LES SYSTEMES DE RADIONAVIGATION


    En 1969, le Centre National d'Etudes Spatiales et l'Aviation Civile proposèrent d'étudier un système de télécommunication et de surveillance par satellites géostationnaires pour les navires et les aéronefs : c'était le projet DIOSCURES, auquel TRT participa. Jacques DAGUET et Guy DAVID étudièrent et réalisèrent les maquettes d'un multiplex temporel utilisant une modulation Delta à contrôle numérique, cependant que Jean-Pierre TRANIN réalisait l'émetteur-récepteur à 1500 MHz qui permettait la liaison avec le satellite. L'expérimentation eut lieu en Juillet 1970 et tous les détails de l'opération ont été relatés dans un article de l'Onde Electrique en Juin 1971. Ce projet n'eut pas de suite, mais avait dégagé les principes de l'usage de satellites pour la navigation, que l'on retrouvera avec le GPS Navstar.

    Dans les années 1970, chacun se préoccupait de trouver une solution plus moderne que les vieux ILS (Instrument Landing System) pour l'atterrissage. Les services de l'aviation civile lancèrent plusieurs expérimentations et confièrent en 1972 à TRT (équipe SNS de Guy DAVID) la réalisation d'un équipement DATA-LINK de radio atterrissage en phase terminale. Expérimenté en 1973, l'équipement subit plusieurs modifications successives accompagnées de nouvelles expérimentations. Faute d'avoir pu intéresser un certain nombre de constructeurs à ce procédé, la proposition française fut éliminée au détriment du MLS (Microwave Landing System), appelé à remplacer l'ILS dans les années 90, et auquel TRT contribue.

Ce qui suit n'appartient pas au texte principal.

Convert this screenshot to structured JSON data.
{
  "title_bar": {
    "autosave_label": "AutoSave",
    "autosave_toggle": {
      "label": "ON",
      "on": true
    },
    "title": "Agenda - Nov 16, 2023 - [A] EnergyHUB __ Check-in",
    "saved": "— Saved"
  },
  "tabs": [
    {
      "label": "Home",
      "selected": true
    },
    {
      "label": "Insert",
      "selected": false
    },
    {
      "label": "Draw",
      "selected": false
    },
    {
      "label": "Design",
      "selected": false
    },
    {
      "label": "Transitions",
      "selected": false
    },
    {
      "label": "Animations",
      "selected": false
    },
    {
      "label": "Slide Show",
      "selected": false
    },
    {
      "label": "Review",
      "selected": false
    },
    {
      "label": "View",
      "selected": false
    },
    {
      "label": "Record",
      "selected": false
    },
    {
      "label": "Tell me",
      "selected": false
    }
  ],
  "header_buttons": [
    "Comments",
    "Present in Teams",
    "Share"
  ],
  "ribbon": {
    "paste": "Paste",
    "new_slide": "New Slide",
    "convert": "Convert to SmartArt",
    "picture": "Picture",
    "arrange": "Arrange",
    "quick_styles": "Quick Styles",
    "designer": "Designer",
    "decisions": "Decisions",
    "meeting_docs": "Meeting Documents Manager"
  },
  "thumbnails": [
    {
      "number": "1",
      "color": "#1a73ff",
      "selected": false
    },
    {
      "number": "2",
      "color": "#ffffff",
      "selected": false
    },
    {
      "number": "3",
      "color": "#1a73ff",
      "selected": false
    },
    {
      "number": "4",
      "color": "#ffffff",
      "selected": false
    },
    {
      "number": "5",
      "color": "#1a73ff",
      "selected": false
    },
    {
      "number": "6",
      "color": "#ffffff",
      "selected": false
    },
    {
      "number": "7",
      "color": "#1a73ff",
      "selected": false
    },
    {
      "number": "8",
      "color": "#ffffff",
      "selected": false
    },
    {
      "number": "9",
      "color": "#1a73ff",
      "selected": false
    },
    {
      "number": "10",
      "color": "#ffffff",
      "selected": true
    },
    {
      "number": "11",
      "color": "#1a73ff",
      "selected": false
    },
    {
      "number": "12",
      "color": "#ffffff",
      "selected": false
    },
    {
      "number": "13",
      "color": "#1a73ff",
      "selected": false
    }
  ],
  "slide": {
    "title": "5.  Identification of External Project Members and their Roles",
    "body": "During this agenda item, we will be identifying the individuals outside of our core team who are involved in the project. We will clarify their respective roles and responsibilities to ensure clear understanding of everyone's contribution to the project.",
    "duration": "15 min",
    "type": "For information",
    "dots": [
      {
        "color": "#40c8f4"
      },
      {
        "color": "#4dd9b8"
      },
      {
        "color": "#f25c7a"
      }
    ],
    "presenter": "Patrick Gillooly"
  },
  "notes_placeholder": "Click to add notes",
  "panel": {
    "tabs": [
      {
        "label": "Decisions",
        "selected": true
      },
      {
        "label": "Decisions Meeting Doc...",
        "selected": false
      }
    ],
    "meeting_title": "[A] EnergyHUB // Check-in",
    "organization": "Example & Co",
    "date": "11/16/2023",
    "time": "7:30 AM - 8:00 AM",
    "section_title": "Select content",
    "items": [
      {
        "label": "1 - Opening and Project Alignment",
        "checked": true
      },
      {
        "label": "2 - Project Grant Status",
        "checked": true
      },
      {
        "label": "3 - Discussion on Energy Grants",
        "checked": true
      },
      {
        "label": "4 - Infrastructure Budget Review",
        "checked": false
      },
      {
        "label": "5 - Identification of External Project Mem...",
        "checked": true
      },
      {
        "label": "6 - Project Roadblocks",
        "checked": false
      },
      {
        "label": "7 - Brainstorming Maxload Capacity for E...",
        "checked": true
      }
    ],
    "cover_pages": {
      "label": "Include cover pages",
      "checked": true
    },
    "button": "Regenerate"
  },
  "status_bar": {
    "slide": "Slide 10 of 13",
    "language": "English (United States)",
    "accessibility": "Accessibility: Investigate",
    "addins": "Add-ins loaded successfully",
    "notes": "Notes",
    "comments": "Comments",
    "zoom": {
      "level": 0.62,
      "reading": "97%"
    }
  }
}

    TRT s'intéressa également vers 1975 au système GPWS (Ground Proximity Warning System) que SUNSTRAND aux USA venait de présenter. Ce système devait attirer l'attention du pilote dès que son avion se trouvait en position dangereuse : angle de montée ou de descente trop rapide, vitesse d'approche trop élevée ou proche de la limite, etc. Cette même année AIR FRANCE commanda à TRT l'APS 500, Avertisseur de Proximité du Sol, qui, couplé à un radioaltimètre, à un indicateur de pente et à un mesureur de vitesse, déclenchait une alarme sonore dès que des seuils étaient franchis en invitant le pilote à corriger la situation. Après agrément de l'appareil par les autorités, TRT lança une fabrication qu'il fallut arrêter devant les menaces de SUNSTRAND de nous attaquer au plan de la propriété industrielle, l'antériorité des brevets n'étant pas clairement établie.

    Pour les aides à la radionavigation, TRT a étudié en 1979 et développé le TDM 709 qui est un mesureur de distances (système DME) par interrogation d'une balise, ainsi que le transpondeur ATC TSR 718. Pour équiper les appareils de l'armée de l'air qui seuls utilisent le système de navigation TACAN, le TAC 200, dont la précision atteint 50 m en distance et 1° en gisement, fut développé en 1980.

    On ne peut également passer sous silence la participation active de TRT aux campagnes de 1976 à 1983 de liaison par satellites (AEROSAT et MARSAT) pour lesquelles des équipements adéquats furent réalisés ni la réalisation de prototypes de récepteurs MLS adaptés aux futurs systèmes d'atterrissage internationaux des Aviations Civiles.

    Enfin, depuis 1985, TRT participe à la mise au point des équipements de réception du système de navigation GPS Navstar (Global Positioning System). Ce système, qui comportera dix huit satellites, permet à tout mobile équipé du récepteur adéquat de connaître avec une très grande précision sa position dans les trois axes. TRT a été désignée comme maître d'oeuvre de ce système en France et une importante équipe a été envoyée chez MAGNA VOX aux USA pour travailler au développement du matériel.

    Signalons, pour terminer, que TRT participa au projet ICÔNE, visant à simplifier le câblage des avions. Un multiplexage temporel des informations fut réalisé. Mais l'Armée de l'air et l'Aviation civile lui préférèrent le DIGIBUS de Dassault.